Lydia Rmer menekankan, jika orang tua menemukan botol berisi cairan berwarna kuning di kamar anak remaja, tapi itu bukan jus apel, itu sangat mengkhawatirkan.
“Jika anak benar-benar mulai kencing di botol, karena tidak mau kehilangan waktu pergi ke toilet, itu seharusnya membunyikan tanda bahaya.”
Problem lainnya, akibat aktifitas masif di media sosial orang selalu membandingkan diri dengan orang lain. Influencer selalu berdandan dengan bagus, sehingga kelihatan cantik. Namun citranya seringkali dioptimalkan menggunakan filter, sehingga bukan yang sesungguhnya. Tapi jika anak-anak mencoba sendiri, tetap saja hasilnya tidak memuaskan.

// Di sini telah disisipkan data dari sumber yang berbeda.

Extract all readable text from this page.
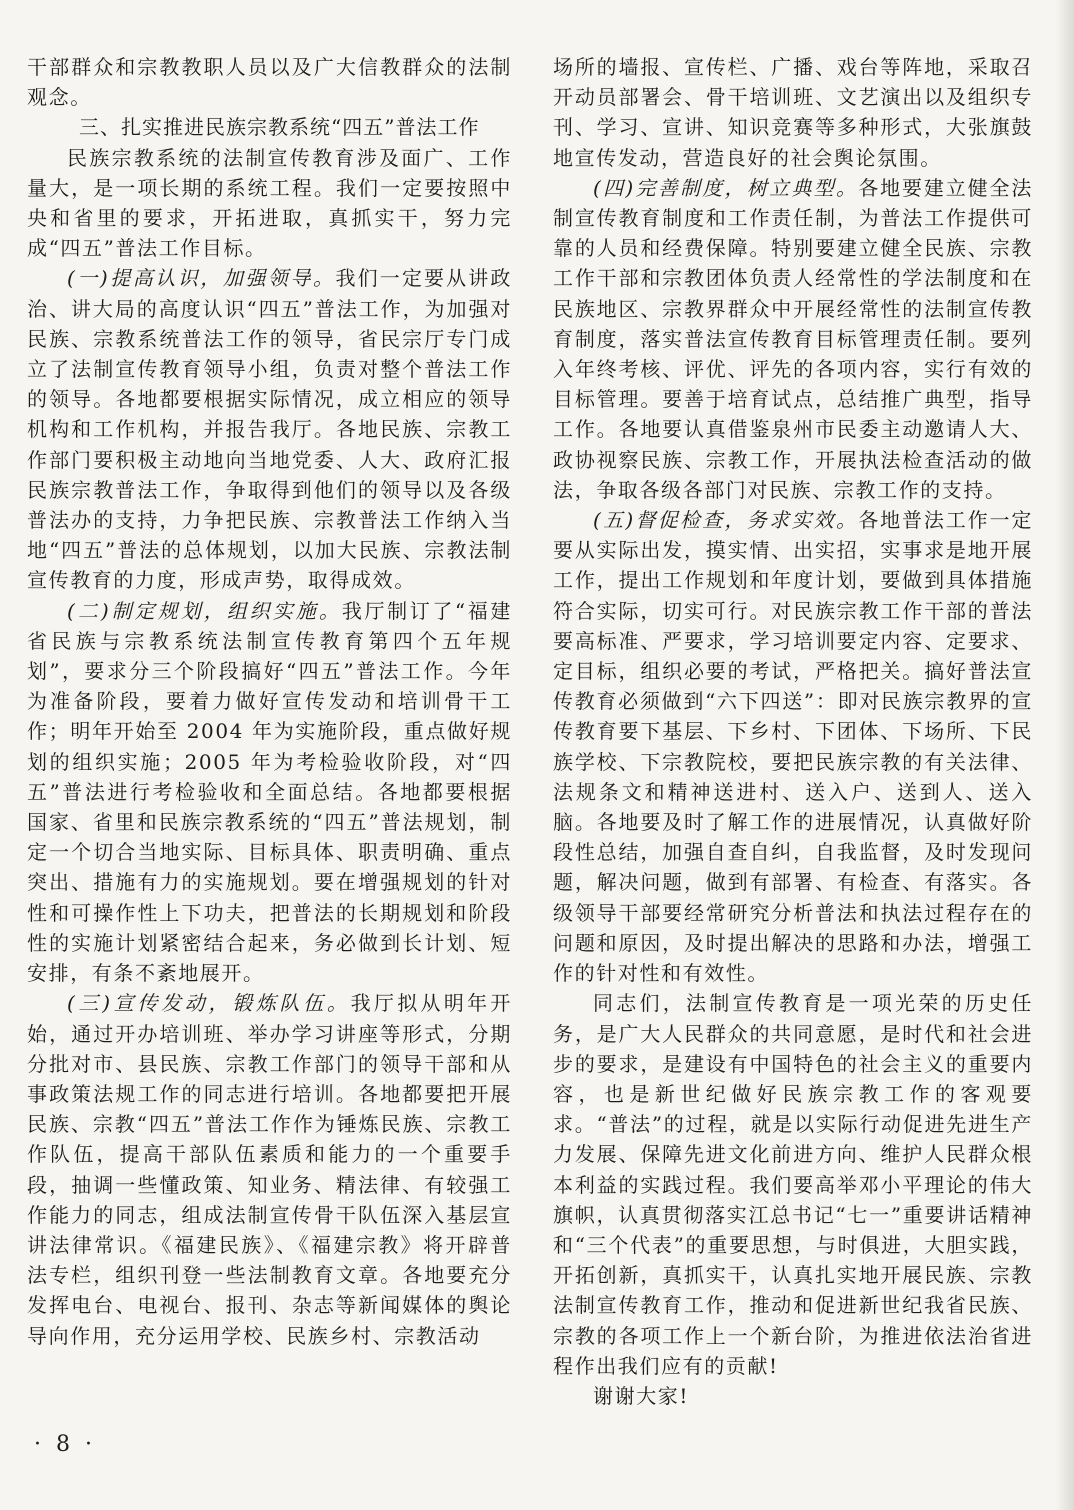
干部群众和宗教教职人员以及广大信教群众的法制观念。

三、扎实推进民族宗教系统“四五”普法工作

民族宗教系统的法制宣传教育涉及面广、工作量大，是一项长期的系统工程。我们一定要按照中央和省里的要求，开拓进取，真抓实干，努力完成“四五”普法工作目标。

(一)提高认识，加强领导。我们一定要从讲政治、讲大局的高度认识“四五”普法工作，为加强对民族、宗教系统普法工作的领导，省民宗厅专门成立了法制宣传教育领导小组，负责对整个普法工作的领导。各地都要根据实际情况，成立相应的领导机构和工作机构，并报告我厅。各地民族、宗教工作部门要积极主动地向当地党委、人大、政府汇报民族宗教普法工作，争取得到他们的领导以及各级普法办的支持，力争把民族、宗教普法工作纳入当地“四五”普法的总体规划，以加大民族、宗教法制宣传教育的力度，形成声势，取得成效。

(二)制定规划，组织实施。我厅制订了“福建省民族与宗教系统法制宣传教育第四个五年规划”，要求分三个阶段搞好“四五”普法工作。今年为准备阶段，要着力做好宣传发动和培训骨干工作；明年开始至 2004 年为实施阶段，重点做好规划的组织实施；2005 年为考检验收阶段，对“四五”普法进行考检验收和全面总结。各地都要根据国家、省里和民族宗教系统的“四五”普法规划，制定一个切合当地实际、目标具体、职责明确、重点突出、措施有力的实施规划。要在增强规划的针对性和可操作性上下功夫，把普法的长期规划和阶段性的实施计划紧密结合起来，务必做到长计划、短安排，有条不紊地展开。

(三)宣传发动，锻炼队伍。我厅拟从明年开始，通过开办培训班、举办学习讲座等形式，分期分批对市、县民族、宗教工作部门的领导干部和从事政策法规工作的同志进行培训。各地都要把开展民族、宗教“四五”普法工作作为锤炼民族、宗教工作队伍，提高干部队伍素质和能力的一个重要手段，抽调一些懂政策、知业务、精法律、有较强工作能力的同志，组成法制宣传骨干队伍深入基层宣讲法律常识。《福建民族》、《福建宗教》将开辟普法专栏，组织刊登一些法制教育文章。各地要充分发挥电台、电视台、报刊、杂志等新闻媒体的舆论导向作用，充分运用学校、民族乡村、宗教活动

场所的墙报、宣传栏、广播、戏台等阵地，采取召开动员部署会、骨干培训班、文艺演出以及组织专刊、学习、宣讲、知识竞赛等多种形式，大张旗鼓地宣传发动，营造良好的社会舆论氛围。

(四)完善制度，树立典型。各地要建立健全法制宣传教育制度和工作责任制，为普法工作提供可靠的人员和经费保障。特别要建立健全民族、宗教工作干部和宗教团体负责人经常性的学法制度和在民族地区、宗教界群众中开展经常性的法制宣传教育制度，落实普法宣传教育目标管理责任制。要列入年终考核、评优、评先的各项内容，实行有效的目标管理。要善于培育试点，总结推广典型，指导工作。各地要认真借鉴泉州市民委主动邀请人大、政协视察民族、宗教工作，开展执法检查活动的做法，争取各级各部门对民族、宗教工作的支持。

(五)督促检查，务求实效。各地普法工作一定要从实际出发，摸实情、出实招，实事求是地开展工作，提出工作规划和年度计划，要做到具体措施符合实际，切实可行。对民族宗教工作干部的普法要高标准、严要求，学习培训要定内容、定要求、定目标，组织必要的考试，严格把关。搞好普法宣传教育必须做到“六下四送”：即对民族宗教界的宣传教育要下基层、下乡村、下团体、下场所、下民族学校、下宗教院校，要把民族宗教的有关法律、法规条文和精神送进村、送入户、送到人、送入脑。各地要及时了解工作的进展情况，认真做好阶段性总结，加强自查自纠，自我监督，及时发现问题，解决问题，做到有部署、有检查、有落实。各级领导干部要经常研究分析普法和执法过程存在的问题和原因，及时提出解决的思路和办法，增强工作的针对性和有效性。

同志们，法制宣传教育是一项光荣的历史任务，是广大人民群众的共同意愿，是时代和社会进步的要求，是建设有中国特色的社会主义的重要内容，也是新世纪做好民族宗教工作的客观要求。“普法”的过程，就是以实际行动促进先进生产力发展、保障先进文化前进方向、维护人民群众根本利益的实践过程。我们要高举邓小平理论的伟大旗帜，认真贯彻落实江总书记“七一”重要讲话精神和“三个代表”的重要思想，与时俱进，大胆实践，开拓创新，真抓实干，认真扎实地开展民族、宗教法制宣传教育工作，推动和促进新世纪我省民族、宗教的各项工作上一个新台阶，为推进依法治省进程作出我们应有的贡献!

谢谢大家!

· 8 ·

Konsultan di bidang masalah ketagihan Lydia Rmer mengungkap, ia dan rekan-rekannya sudah mengamati, semakin banyak anak berusia lebih muda melakukan operasi kecantikan, karena mereka merasa tidak cantik. Demikian pula, mereka kerap merasa tidak puas dengan tampilan atau badan mereka.

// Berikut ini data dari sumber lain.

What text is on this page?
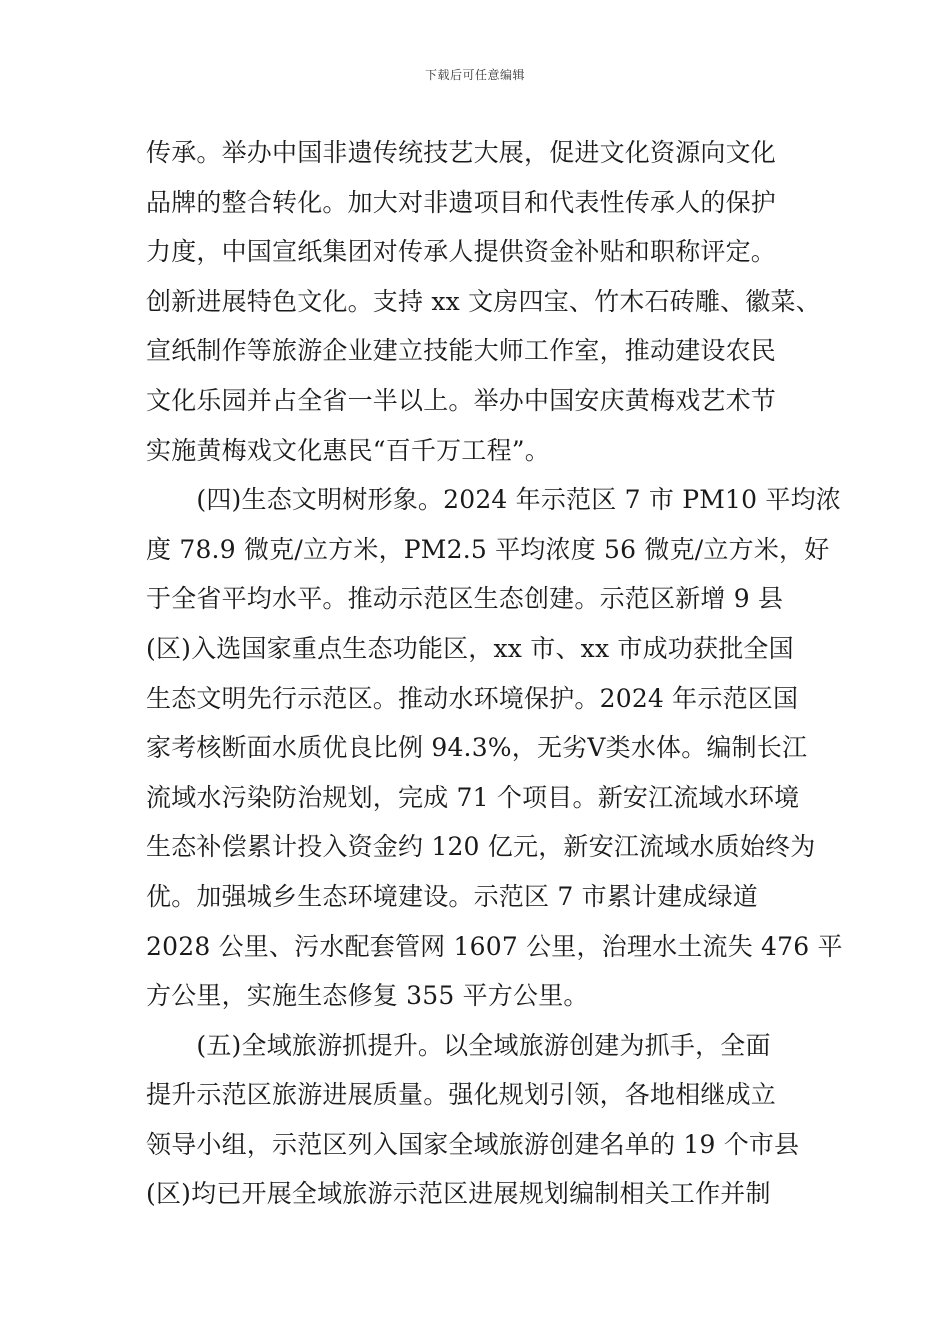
下载后可任意编辑
传承。举办中国非遗传统技艺大展，促进文化资源向文化
品牌的整合转化。加大对非遗项目和代表性传承人的保护
力度，中国宣纸集团对传承人提供资金补贴和职称评定。
创新进展特色文化。支持 xx 文房四宝、竹木石砖雕、徽菜、
宣纸制作等旅游企业建立技能大师工作室，推动建设农民
文化乐园并占全省一半以上。举办中国安庆黄梅戏艺术节
实施黄梅戏文化惠民“百千万工程”。
　　(四)生态文明树形象。2024 年示范区 7 市 PM10 平均浓
度 78.9 微克/立方米，PM2.5 平均浓度 56 微克/立方米，好
于全省平均水平。推动示范区生态创建。示范区新增 9 县
(区)入选国家重点生态功能区，xx 市、xx 市成功获批全国
生态文明先行示范区。推动水环境保护。2024 年示范区国
家考核断面水质优良比例 94.3%，无劣Ⅴ类水体。编制长江
流域水污染防治规划，完成 71 个项目。新安江流域水环境
生态补偿累计投入资金约 120 亿元，新安江流域水质始终为
优。加强城乡生态环境建设。示范区 7 市累计建成绿道
2028 公里、污水配套管网 1607 公里，治理水土流失 476 平
方公里，实施生态修复 355 平方公里。
　　(五)全域旅游抓提升。以全域旅游创建为抓手，全面
提升示范区旅游进展质量。强化规划引领，各地相继成立
领导小组，示范区列入国家全域旅游创建名单的 19 个市县
(区)均已开展全域旅游示范区进展规划编制相关工作并制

Kecenderungan itu memang banyak ditemukan pada remaja putri atau perempuan muda. Tetapi remaja putra dan pemuda juga terpengaruh tren itu.
“Mereka mungkin pergi ke studio fitness dan mengkonsumsi anabolika,” demikian dijelaskan Lydia Rmer.

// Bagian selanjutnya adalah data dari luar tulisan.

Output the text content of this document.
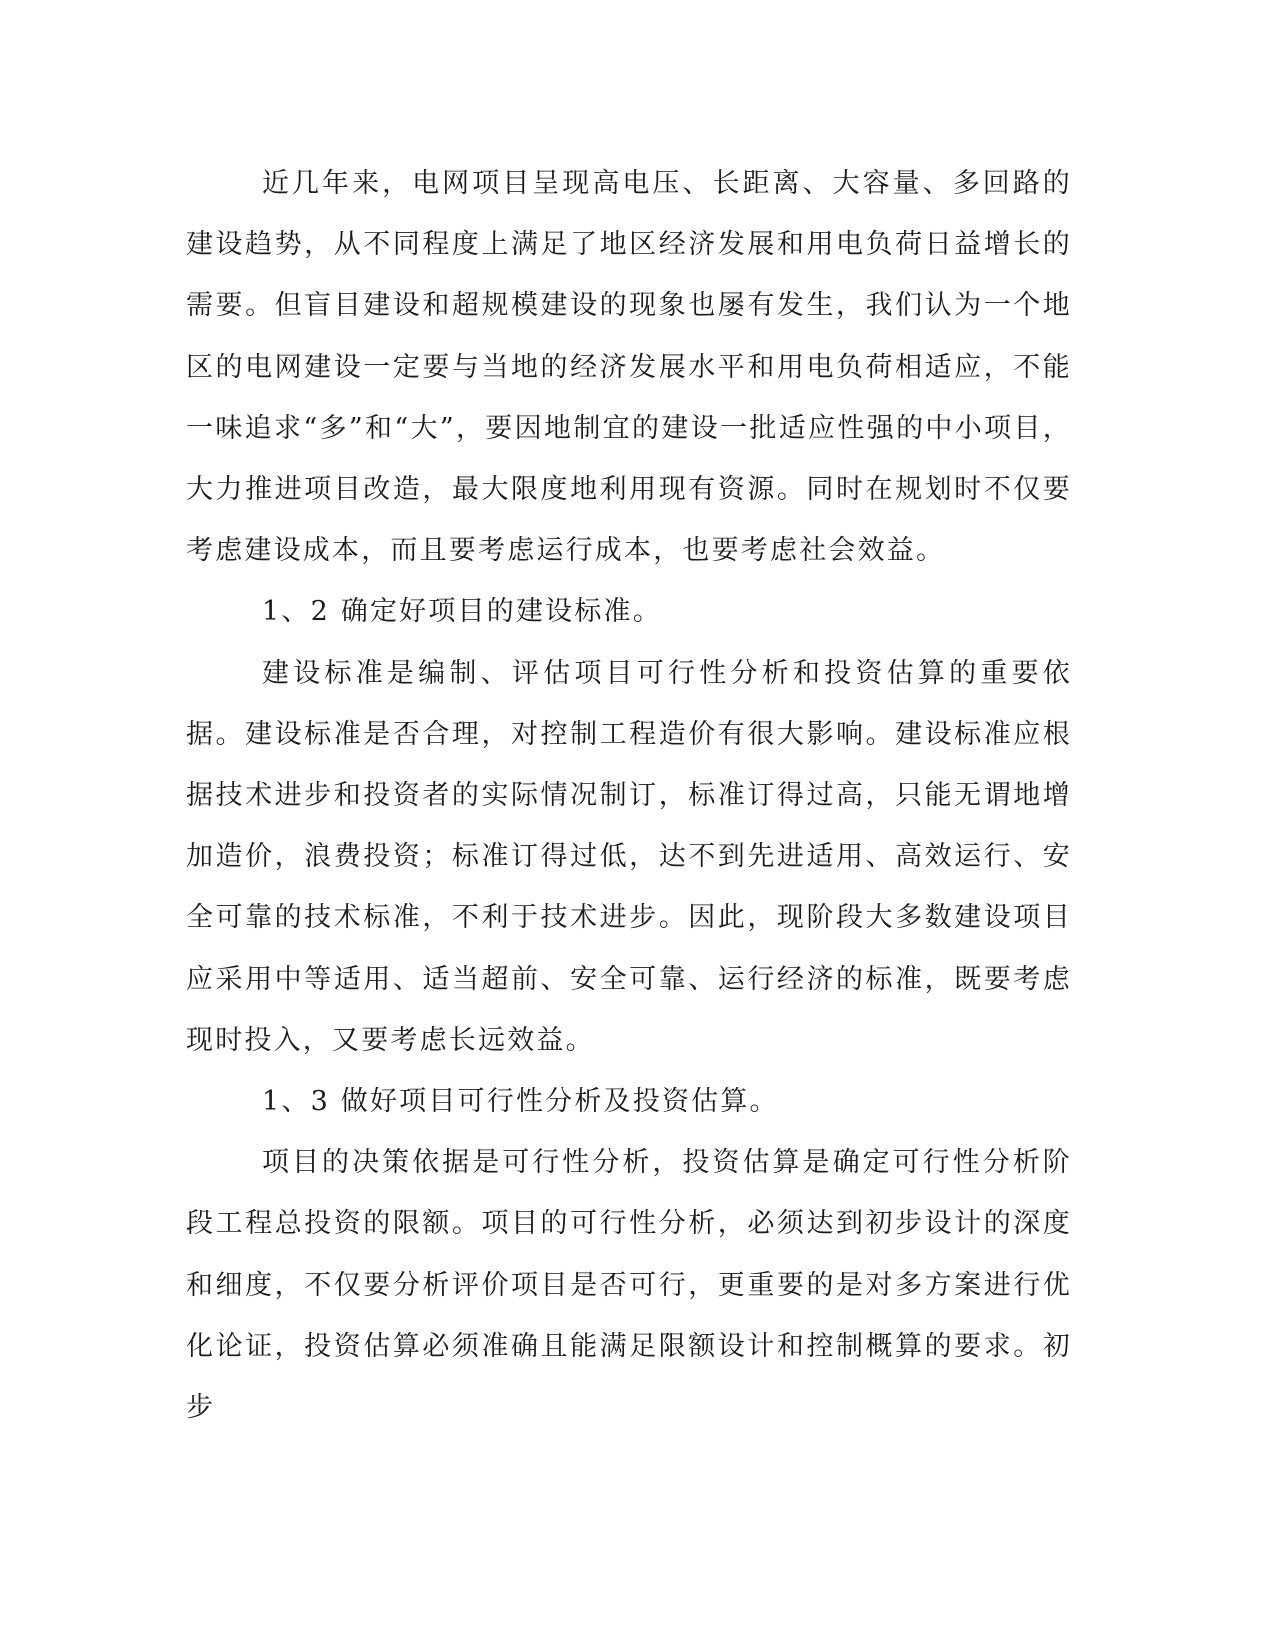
近几年来，电网项目呈现高电压、长距离、大容量、多回路的建设趋势，从不同程度上满足了地区经济发展和用电负荷日益增长的需要。但盲目建设和超规模建设的现象也屡有发生，我们认为一个地区的电网建设一定要与当地的经济发展水平和用电负荷相适应，不能一味追求“多”和“大”，要因地制宜的建设一批适应性强的中小项目，大力推进项目改造，最大限度地利用现有资源。同时在规划时不仅要考虑建设成本，而且要考虑运行成本，也要考虑社会效益。

1、2 确定好项目的建设标准。

建设标准是编制、评估项目可行性分析和投资估算的重要依据。建设标准是否合理，对控制工程造价有很大影响。建设标准应根据技术进步和投资者的实际情况制订，标准订得过高，只能无谓地增加造价，浪费投资；标准订得过低，达不到先进适用、高效运行、安全可靠的技术标准，不利于技术进步。因此，现阶段大多数建设项目应采用中等适用、适当超前、安全可靠、运行经济的标准，既要考虑现时投入，又要考虑长远效益。

1、3 做好项目可行性分析及投资估算。

项目的决策依据是可行性分析，投资估算是确定可行性分析阶段工程总投资的限额。项目的可行性分析，必须达到初步设计的深度和细度，不仅要分析评价项目是否可行，更重要的是对多方案进行优化论证，投资估算必须准确且能满足限额设计和控制概算的要求。初步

Bagaimana menghadapi masalah semacam itu?
Mula-mula orang tua yang harus mawas diri dan mengamati perilaku sendiri. Sebab, seringkali orang tua sepanjang hari hanya mengamati layar komputer atau smartphone. Mereka jadi contoh buruk, dan tidak punya norma. Padahal sangat penting, menunjukkan aturan yang jelas kepada anak-anak.